In its calculations of the financial margins of Norwegian households, Norges Bank finds that raising the lending rate by 2 percentage points increases the debt of households with a negative financial margin from 16 to 22 per cent of the total debt.[9] Sveriges Riksbank has equivalently found that the debt of financially vulnerable households increases from 5.6 per cent to 7.2 per cent on an increase in interest rates by 3 percentage points. The debt ratio increases from 5.6 per cent to 6.3 per cent on an isolated rise in unemployment by 3 percentage points.[10] The analyses are not fully comparable with the results in this chapter since they are based on different assumptions. For example, everyone with debt is included in the Swedish analysis (whether employed or not), and the unemployment benefit system and percentage of households with debt at adjustable interest rates also differ in Sweden and Denmark. The analysis of Danish households in this chapter only includes people in employment. All other things being equal, this implies an underestimation of the total interest-rate exposure.



[1]  Statistics Denmark uses the term " family" .

[2]  Johansson and Persson, Swedish households' indebtedness and ability to pay - a household level study, Economic Review 2006:3, Sveriges Riksbank, 2006; Bjørn H. Vatne, How large are the financial margins of Norwegian households? An analysis of microdata for the period 1987-2004, Economic Bulletin 4/2006, Norges Bank; and Household margins, Financial Stability 1/2006, Norges Bank, 2006.
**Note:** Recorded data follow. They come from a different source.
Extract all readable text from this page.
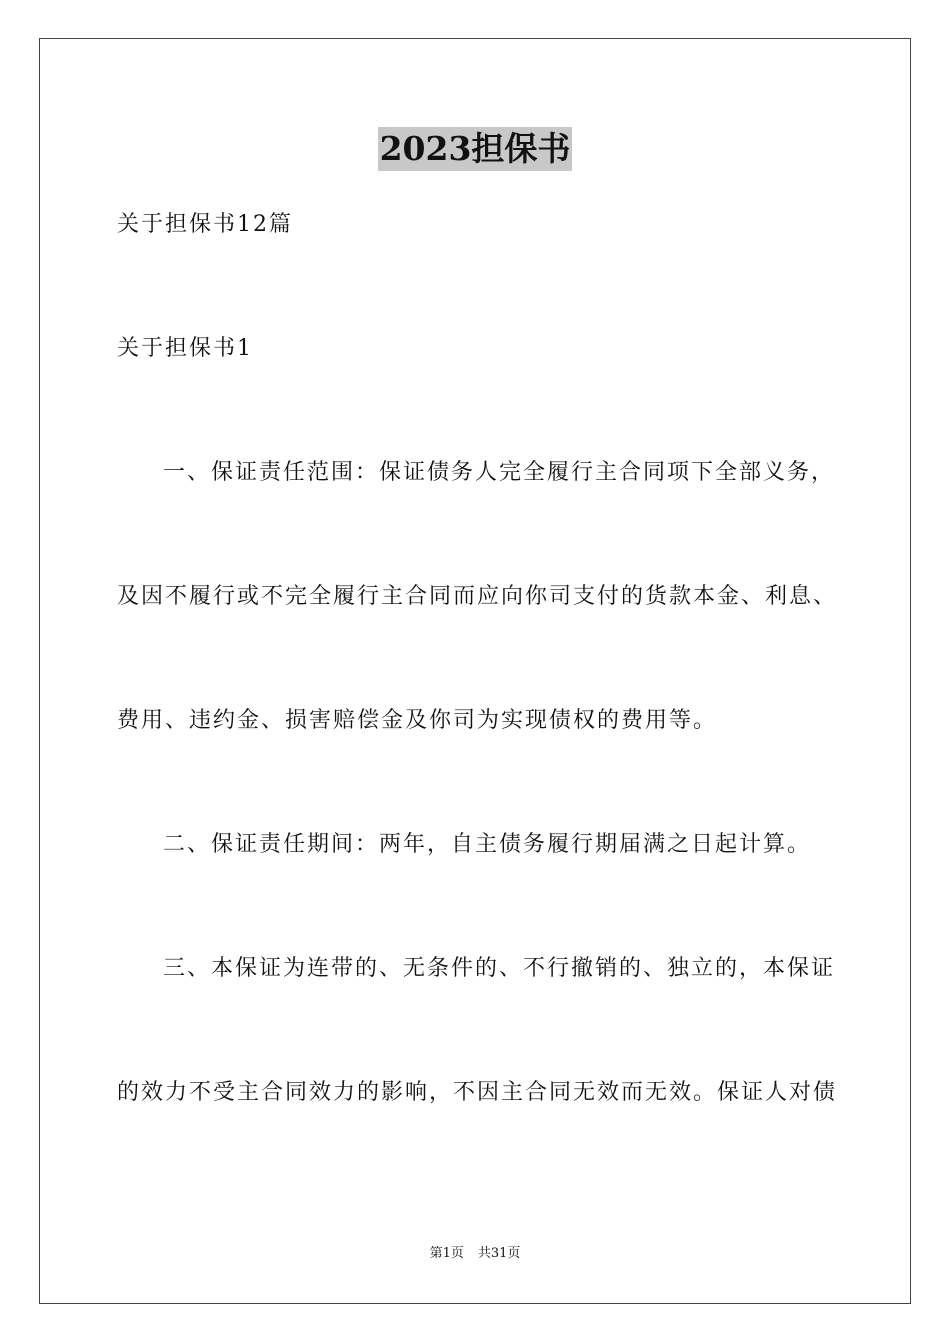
2023担保书
关于担保书12篇
关于担保书1
一、保证责任范围：保证债务人完全履行主合同项下全部义务，
及因不履行或不完全履行主合同而应向你司支付的货款本金、利息、
费用、违约金、损害赔偿金及你司为实现债权的费用等。
二、保证责任期间：两年，自主债务履行期届满之日起计算。
三、本保证为连带的、无条件的、不行撤销的、独立的，本保证
的效力不受主合同效力的影响，不因主合同无效而无效。保证人对债
第1页 共31页
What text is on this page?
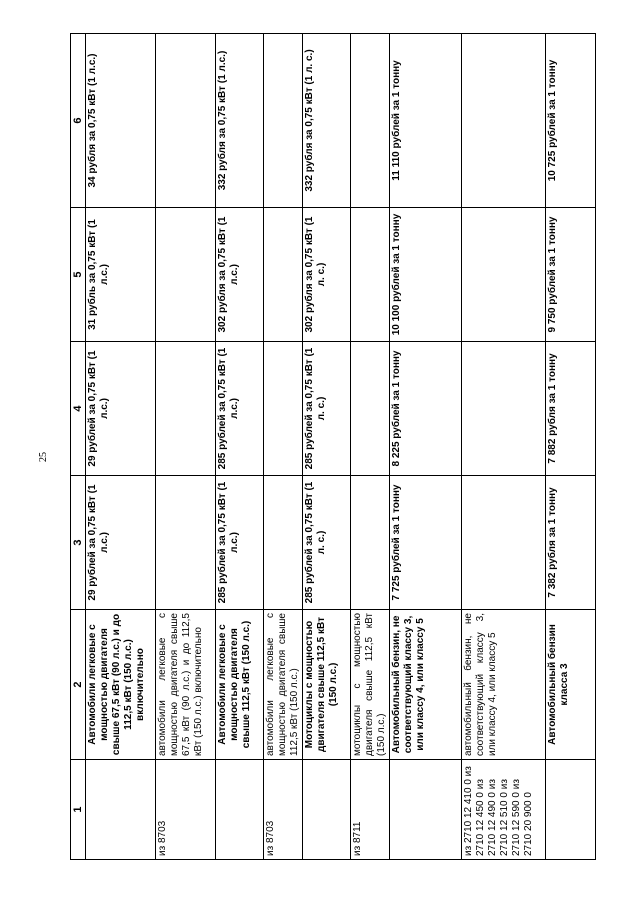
25
1	2	3	4	5	6
	Автомобили легковые с мощностью двигателя свыше 67,5 кВт (90 л.с.) и до 112,5 кВт (150 л.с.) включительно	29 рублей за 0,75 кВт (1 л.с.)	29 рублей за 0,75 кВт (1 л.с.)	31 рубль за 0,75 кВт (1 л.с.)	34 рубля за 0,75 кВт (1 л.с.)
из 8703	автомобили легковые с мощностью двигателя свыше 67,5 кВт (90 л.с.) и до 112,5 кВт (150 л.с.) включительно				
	Автомобили легковые с мощностью двигателя свыше 112,5 кВт (150 л.с.)	285 рублей за 0,75 кВт (1 л.с.)	285 рублей за 0,75 кВт (1 л.с.)	302 рубля за 0,75 кВт (1 л.с.)	332 рубля за 0,75 кВт (1 л.с.)
из 8703	автомобили легковые с мощностью двигателя свыше 112,5 кВт (150 л.с.)				
	Мотоциклы с мощностью двигателя свыше 112,5 кВт (150 л.с.)	285 рублей за 0,75 кВт (1 л. с.)	285 рублей за 0,75 кВт (1 л. с.)	302 рубля за 0,75 кВт (1 л. с.)	332 рубля за 0,75 кВт (1 л. с.)
из 8711	мотоциклы с мощностью двигателя свыше 112,5 кВт (150 л.с.)				
	Автомобильный бензин, не соответствующий классу 3, или классу 4, или классу 5	7 725 рублей за 1 тонну	8 225 рублей за 1 тонну	10 100 рублей за 1 тонну	11 110 рублей за 1 тонну
из 2710 12 410 0 из 2710 12 450 0 из 2710 12 490 0 из 2710 12 510 0 из 2710 12 590 0 из 2710 20 900 0	автомобильный бензин, не соответствующий классу 3, или классу 4, или классу 5				
	Автомобильный бензин класса 3	7 382 рубля за 1 тонну	7 882 рубля за 1 тонну	9 750 рублей за 1 тонну	10 725 рублей за 1 тонну
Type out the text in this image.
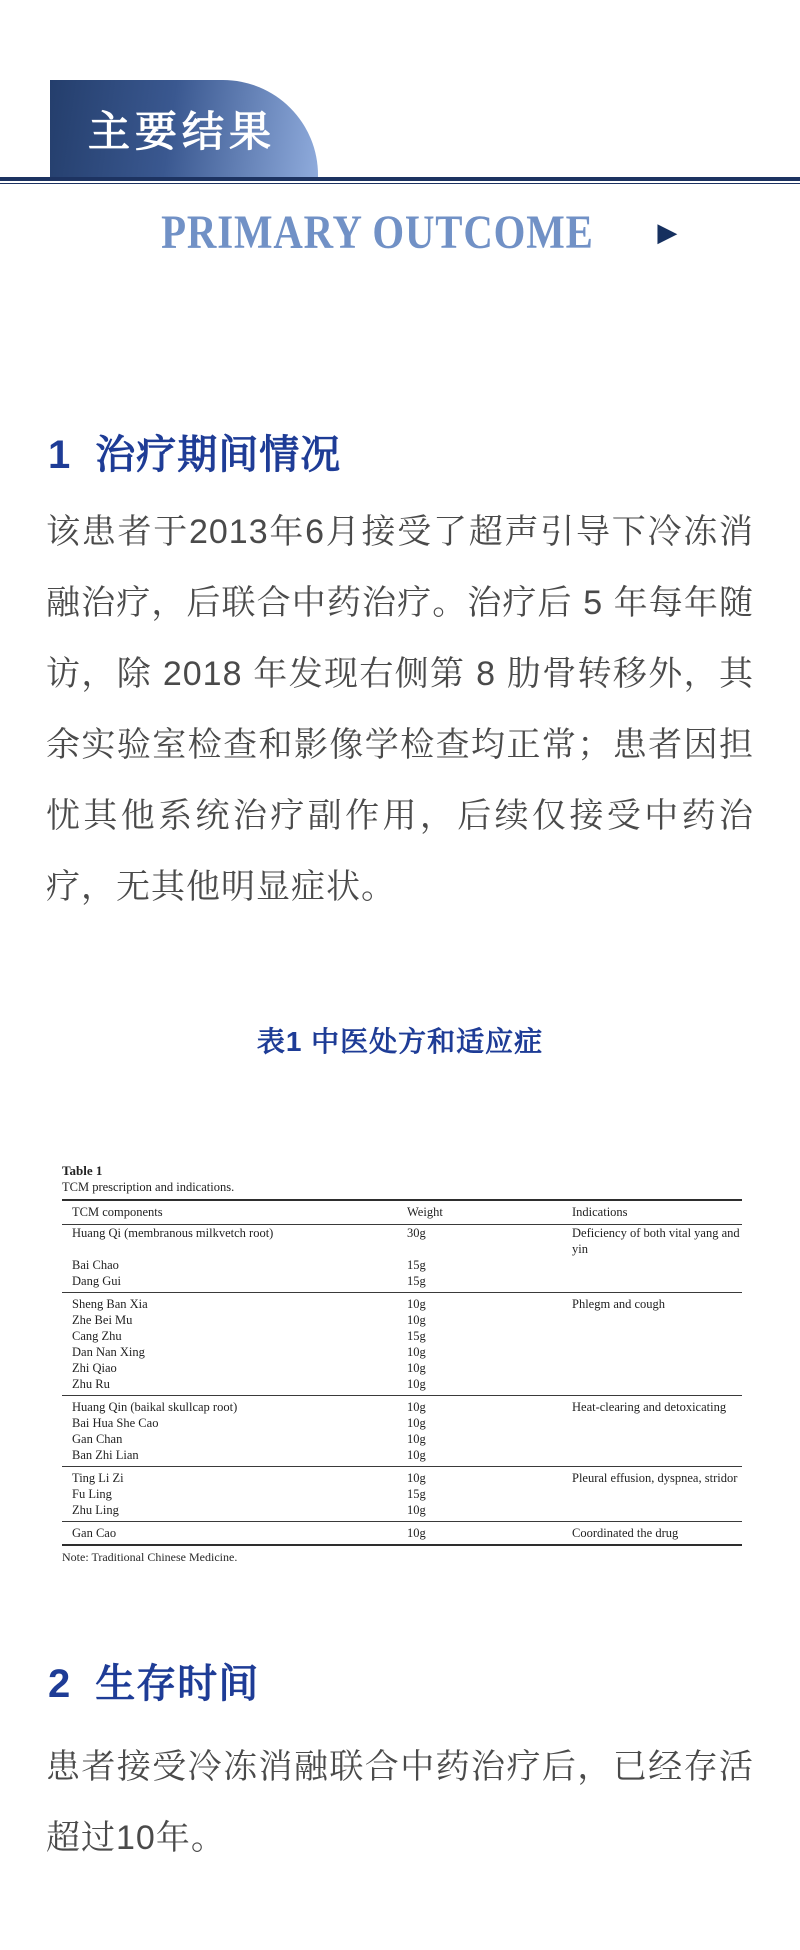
主要结果
PRIMARY OUTCOME ▶
1 治疗期间情况
该患者于2013年6月接受了超声引导下冷冻消融治疗，后联合中药治疗。治疗后 5 年每年随访，除 2018 年发现右侧第 8 肋骨转移外，其余实验室检查和影像学检查均正常；患者因担忧其他系统治疗副作用，后续仅接受中药治疗，无其他明显症状。
表1 中医处方和适应症
Table 1
TCM prescription and indications.
TCM components	Weight	Indications
Huang Qi (membranous milkvetch root)	30g	Deficiency of both vital yang and yin
Bai Chao	15g	
Dang Gui	15g	
Sheng Ban Xia	10g	Phlegm and cough
Zhe Bei Mu	10g	
Cang Zhu	15g	
Dan Nan Xing	10g	
Zhi Qiao	10g	
Zhu Ru	10g	
Huang Qin (baikal skullcap root)	10g	Heat-clearing and detoxicating
Bai Hua She Cao	10g	
Gan Chan	10g	
Ban Zhi Lian	10g	
Ting Li Zi	10g	Pleural effusion, dyspnea, stridor
Fu Ling	15g	
Zhu Ling	10g	
Gan Cao	10g	Coordinated the drug
Note: Traditional Chinese Medicine.
2 生存时间
患者接受冷冻消融联合中药治疗后，已经存活超过10年。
[3]  Forbrugerinformationen (consumer information), which was part of the National Consumer Agency for a number of years, no longer exists. Originally, the National Consumer Agency in 1993 set out a household budget. The budget was most recently updated by Forbrugerinformationen in 2001.

[4]  Social benefits in a poverty perspective (in Danish only), Rådets småskriftserie No. 1/2003, The Council for Socially Marginalised People, Appendix 3 (prepared by CASA), 2003.

[5]  In Danish only, but data is available at www.statbank.dk.

[6]  In connection with the IMF's macro stress test during the FSAP mission in 2006, three different macroeconomic scenarios were prepared, in which unemployment rose by 3-5 percentage points. For a description of the scenarios, see Box 2 of Denmark: Financial System Stability Assessment, IMF, 2006, www.imf.org/external/pubs/ft/scr/2006/cr06343.pdf.

[7]  For both the unemployment rate and the average bond yield changes are calculated on the basis of the annual average.

[8]  The number of simulations is limited, but not at the expense of precision. Analyses show that the average for the share of households with a negative margin remains by and large unchanged when more than 500 simulations are performed. With 500 scenarios, the average and the median do not deviate until the third decimal.

[9]  Bjørn H. Vatne, How large are the financial margins of Norwegian households? An analysis of microdata for the period 1987-2004, Economic Bulletin 4/2006, Norges Bank.

[10] Johansson and Persson, Swedish households' indebtedness and ability to pay - a household level study, Economic Review 2006:3, Sveriges Riksbank, 2006.